YOU’VE heard of pop band Girls Aloud.
Well it was hundreds of boys aloud that were rocking Huddersfield Town Hall yesterday.
The concert hall was filled to the rafters with the rousing sound of several hundred male voices singing in unison.
The occasion was ‘Sing Up For The Boys’, a singing workshop involving 770 boys from 29 Kirklees primary schools, five local male voice choirs and the men of Huddersfield Choral Society.
The event is the first of six workshops involving the local community which are being held to celebrate the 175th anniversary of Huddersfield Choral Society.
It also marks the first day of the Mrs Sunderland Music Festival, whose organisers donated the venue. The festival runs until February 26.
The participating male voice choirs were Honley, Skelmanthorpe, New Mill, Gledholt and Colne Valley and they were joined on stage by Kirklees Mayor Clr Andrew Palfreeman, who was in fine voice.
Leader of the singing was Thom Meredith, principal at Kirklees Music Centre. Staff and officials from various organisations have been beavering away behind the scenes to make this grand event happen.
Two singing hubs were set up at Lindley and Staincliffe primary schools to teach 60 teachers the songs so they could give singing lessons to the boys, all aged between seven and 12, for their big day in the Town Hall.
Barbara Lawson, School Improvement Officer for Music in Kirklees, said: “It is wonderful the way everybody has come together to create this workshop.
“We are building on a rich tradition of singing in Kirklees and the reaction from schools has been tremendous.
“Initially we had hoped to get up to 400 boys involved, but we have almost doubled that.
“We wanted to develop boys’ singing in Kirklees and you only have to look at their faces to see they are loving it. ”
Nine-year-old Luke Fletcher from Kayes First and Nursery School, Clayton West, agreed: “It’s proper good,” he said.

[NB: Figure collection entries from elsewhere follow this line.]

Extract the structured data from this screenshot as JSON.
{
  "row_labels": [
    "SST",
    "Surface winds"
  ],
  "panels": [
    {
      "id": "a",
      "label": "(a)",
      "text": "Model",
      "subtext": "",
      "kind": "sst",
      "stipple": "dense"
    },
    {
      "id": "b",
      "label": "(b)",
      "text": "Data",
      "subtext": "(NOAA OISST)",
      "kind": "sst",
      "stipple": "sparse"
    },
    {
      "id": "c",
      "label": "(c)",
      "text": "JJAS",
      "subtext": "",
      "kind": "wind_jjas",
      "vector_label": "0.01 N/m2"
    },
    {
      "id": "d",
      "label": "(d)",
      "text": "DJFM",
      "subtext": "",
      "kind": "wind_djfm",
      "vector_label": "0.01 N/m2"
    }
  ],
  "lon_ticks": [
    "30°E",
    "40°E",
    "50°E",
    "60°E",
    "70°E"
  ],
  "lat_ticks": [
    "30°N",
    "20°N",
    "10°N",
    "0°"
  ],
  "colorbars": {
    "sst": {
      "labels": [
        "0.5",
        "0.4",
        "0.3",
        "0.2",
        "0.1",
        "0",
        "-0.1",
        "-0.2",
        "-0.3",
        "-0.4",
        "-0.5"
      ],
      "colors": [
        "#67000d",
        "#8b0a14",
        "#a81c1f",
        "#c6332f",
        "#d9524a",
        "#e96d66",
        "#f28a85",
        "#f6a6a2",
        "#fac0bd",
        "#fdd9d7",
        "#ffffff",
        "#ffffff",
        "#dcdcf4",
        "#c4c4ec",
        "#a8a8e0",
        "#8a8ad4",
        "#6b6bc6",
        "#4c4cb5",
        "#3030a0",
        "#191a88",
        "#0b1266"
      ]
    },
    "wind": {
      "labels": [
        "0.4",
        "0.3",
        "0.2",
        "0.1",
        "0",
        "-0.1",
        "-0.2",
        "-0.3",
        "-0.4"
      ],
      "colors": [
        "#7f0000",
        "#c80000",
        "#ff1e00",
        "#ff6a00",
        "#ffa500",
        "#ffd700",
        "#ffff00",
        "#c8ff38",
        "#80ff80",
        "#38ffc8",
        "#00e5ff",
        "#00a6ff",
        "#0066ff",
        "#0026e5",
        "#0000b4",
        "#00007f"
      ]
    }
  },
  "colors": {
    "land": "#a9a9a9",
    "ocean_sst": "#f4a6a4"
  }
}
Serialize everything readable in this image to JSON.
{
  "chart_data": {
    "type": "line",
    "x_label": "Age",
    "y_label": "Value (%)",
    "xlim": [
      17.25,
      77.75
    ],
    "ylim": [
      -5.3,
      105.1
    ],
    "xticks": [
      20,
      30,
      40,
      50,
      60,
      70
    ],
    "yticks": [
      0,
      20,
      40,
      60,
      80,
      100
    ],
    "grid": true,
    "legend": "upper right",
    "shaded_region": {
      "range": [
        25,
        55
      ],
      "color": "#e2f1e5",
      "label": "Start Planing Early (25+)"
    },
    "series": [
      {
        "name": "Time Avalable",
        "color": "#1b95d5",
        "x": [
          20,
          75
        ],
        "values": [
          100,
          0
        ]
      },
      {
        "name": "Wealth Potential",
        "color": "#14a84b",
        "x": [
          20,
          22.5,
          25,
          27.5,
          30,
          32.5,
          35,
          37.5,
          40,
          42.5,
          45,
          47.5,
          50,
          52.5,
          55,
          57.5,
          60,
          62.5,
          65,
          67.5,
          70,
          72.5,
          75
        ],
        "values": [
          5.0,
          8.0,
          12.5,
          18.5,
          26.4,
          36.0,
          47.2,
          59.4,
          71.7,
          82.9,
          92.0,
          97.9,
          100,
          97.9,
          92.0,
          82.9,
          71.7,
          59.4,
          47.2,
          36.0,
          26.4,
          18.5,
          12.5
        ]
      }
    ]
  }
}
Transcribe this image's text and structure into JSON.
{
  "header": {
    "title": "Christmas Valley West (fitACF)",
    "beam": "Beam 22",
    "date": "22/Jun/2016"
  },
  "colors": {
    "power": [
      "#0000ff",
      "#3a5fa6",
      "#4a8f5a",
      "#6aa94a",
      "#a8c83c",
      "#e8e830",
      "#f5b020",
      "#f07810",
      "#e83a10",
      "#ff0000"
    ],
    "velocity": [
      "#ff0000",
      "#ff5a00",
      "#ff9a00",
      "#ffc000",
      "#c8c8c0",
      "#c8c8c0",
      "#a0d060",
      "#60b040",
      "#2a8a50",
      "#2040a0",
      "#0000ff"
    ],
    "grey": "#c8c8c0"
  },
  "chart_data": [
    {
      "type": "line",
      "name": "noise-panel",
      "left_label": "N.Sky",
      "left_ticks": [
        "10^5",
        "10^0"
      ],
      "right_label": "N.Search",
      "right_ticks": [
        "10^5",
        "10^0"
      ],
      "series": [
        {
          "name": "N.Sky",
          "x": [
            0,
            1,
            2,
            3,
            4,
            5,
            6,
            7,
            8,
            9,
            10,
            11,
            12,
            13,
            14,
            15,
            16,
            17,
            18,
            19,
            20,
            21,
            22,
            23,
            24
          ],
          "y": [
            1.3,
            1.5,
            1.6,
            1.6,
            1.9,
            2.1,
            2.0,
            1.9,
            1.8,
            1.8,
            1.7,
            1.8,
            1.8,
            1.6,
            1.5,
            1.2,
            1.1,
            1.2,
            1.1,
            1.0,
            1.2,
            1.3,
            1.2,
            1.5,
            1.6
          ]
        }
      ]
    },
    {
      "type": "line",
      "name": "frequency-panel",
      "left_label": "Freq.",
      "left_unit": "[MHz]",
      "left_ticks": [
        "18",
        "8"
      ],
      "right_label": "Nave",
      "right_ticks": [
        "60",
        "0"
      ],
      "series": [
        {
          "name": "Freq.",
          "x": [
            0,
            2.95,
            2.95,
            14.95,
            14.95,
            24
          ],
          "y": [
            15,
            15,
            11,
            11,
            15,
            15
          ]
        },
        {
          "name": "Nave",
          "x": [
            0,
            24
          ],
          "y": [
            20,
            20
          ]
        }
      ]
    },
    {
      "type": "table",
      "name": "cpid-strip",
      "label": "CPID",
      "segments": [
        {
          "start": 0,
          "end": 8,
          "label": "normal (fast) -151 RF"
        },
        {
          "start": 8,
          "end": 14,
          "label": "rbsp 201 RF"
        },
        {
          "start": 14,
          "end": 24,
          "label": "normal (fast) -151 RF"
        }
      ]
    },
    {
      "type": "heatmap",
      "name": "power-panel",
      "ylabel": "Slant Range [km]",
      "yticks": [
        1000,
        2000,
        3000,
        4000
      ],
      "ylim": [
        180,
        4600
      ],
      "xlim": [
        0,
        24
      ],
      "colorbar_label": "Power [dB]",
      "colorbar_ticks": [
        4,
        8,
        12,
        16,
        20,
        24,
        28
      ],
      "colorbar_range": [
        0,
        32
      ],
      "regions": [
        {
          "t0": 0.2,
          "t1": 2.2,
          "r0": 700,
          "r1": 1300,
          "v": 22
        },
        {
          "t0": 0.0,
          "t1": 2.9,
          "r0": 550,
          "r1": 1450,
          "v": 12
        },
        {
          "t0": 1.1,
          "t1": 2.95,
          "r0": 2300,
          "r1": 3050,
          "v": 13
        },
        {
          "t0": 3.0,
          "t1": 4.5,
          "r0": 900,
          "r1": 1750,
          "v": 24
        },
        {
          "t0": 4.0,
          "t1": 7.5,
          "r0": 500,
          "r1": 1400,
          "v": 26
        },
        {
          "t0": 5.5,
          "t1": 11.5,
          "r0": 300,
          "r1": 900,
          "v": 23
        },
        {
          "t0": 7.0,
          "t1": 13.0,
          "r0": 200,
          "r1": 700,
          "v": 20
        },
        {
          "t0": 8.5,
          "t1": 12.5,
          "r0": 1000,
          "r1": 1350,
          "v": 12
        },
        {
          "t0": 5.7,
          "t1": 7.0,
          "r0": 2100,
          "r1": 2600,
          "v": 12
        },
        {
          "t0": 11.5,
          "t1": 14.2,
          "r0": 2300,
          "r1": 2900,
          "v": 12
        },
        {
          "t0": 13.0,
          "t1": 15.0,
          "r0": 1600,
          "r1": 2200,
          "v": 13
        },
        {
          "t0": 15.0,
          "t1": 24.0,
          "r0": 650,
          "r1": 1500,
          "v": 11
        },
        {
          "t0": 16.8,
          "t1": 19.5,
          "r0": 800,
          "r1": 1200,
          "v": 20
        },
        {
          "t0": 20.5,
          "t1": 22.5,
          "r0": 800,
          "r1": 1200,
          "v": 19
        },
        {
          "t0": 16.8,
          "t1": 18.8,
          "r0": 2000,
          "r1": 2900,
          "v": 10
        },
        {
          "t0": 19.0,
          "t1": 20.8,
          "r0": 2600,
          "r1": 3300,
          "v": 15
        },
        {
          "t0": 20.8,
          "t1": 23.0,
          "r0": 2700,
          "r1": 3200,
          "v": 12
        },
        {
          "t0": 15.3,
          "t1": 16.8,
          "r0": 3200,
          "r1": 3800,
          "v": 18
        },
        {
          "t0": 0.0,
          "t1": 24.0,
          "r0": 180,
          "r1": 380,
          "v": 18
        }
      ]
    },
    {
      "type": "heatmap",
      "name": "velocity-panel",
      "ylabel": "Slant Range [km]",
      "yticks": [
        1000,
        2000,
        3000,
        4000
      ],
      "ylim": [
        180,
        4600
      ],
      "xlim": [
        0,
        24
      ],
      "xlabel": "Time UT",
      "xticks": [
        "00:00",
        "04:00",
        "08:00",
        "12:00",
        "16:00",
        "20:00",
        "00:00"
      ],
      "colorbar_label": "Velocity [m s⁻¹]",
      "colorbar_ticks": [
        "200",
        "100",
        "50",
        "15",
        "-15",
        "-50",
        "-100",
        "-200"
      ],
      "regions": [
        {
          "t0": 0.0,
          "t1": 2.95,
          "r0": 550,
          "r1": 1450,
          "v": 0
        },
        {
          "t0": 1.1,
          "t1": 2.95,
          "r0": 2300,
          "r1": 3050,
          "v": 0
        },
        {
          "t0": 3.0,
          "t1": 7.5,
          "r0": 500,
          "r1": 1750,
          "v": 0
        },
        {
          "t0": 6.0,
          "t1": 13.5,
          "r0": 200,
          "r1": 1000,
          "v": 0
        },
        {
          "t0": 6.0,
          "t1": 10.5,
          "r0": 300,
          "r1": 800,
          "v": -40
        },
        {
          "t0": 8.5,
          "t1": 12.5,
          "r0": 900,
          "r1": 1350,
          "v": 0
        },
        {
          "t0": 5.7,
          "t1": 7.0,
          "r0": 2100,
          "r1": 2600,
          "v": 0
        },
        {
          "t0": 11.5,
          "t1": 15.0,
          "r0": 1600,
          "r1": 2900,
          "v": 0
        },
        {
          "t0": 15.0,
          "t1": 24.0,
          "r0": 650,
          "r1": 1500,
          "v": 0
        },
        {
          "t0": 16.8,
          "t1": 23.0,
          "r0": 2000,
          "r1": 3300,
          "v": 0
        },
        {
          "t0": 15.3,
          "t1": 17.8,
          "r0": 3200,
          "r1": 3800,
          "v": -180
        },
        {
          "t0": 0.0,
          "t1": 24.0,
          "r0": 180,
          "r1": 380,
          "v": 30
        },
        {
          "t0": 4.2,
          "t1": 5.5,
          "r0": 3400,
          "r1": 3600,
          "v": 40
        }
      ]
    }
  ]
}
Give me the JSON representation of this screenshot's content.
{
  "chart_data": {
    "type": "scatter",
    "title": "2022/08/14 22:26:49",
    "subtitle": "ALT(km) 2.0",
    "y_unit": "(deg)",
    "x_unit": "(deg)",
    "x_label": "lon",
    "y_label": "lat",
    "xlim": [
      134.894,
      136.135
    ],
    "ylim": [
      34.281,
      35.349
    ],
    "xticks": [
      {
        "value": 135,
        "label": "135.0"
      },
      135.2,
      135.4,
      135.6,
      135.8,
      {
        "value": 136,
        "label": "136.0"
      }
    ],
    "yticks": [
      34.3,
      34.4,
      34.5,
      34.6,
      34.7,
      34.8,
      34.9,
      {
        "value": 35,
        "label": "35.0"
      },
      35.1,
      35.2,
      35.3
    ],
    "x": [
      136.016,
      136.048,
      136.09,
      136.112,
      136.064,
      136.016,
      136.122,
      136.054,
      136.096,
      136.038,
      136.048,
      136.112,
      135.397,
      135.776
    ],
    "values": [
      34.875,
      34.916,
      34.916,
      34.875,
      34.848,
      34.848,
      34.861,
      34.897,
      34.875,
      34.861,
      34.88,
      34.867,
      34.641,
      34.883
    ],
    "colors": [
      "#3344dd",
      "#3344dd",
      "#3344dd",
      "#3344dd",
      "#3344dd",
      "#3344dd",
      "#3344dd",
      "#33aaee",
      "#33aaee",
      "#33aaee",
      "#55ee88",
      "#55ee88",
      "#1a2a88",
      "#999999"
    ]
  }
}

“It’s exciting and it can do your voice good. I like watching the choir sing. They do expressions when they sing and their voices go high; when I sing high my voice goes all croaky.”
Two highlights for the youngsters were the showcase performances from Lindley Boys’ Choir and 35-strong rock band Only Boys Aloud from Scissett Middle School, complete with electric guitar. Their thumping rendition of Guns ’n’ Roses’ Sweet Child of Mine had 700-and-odd boys shaking their heads, tapping their hands and feet and generally wiggling about in time to the beat.
Band member Patrick Wood, aged 12, said: “This is the biggest crowd we have ever done, it’s amazing.”
Michael Hampshire, chairman of the Mrs Sunderland Music Festival, added: “Some boys are a bit shy about singing in front of girls, but you only have to hear and watch them today to see the almost physical thrill the boys get out if it. It becomes as exciting as playing football for them”
The next event in the series is Choral Explosion, when 900 boys and girls will sing in a concert at the Town Hall on March 23.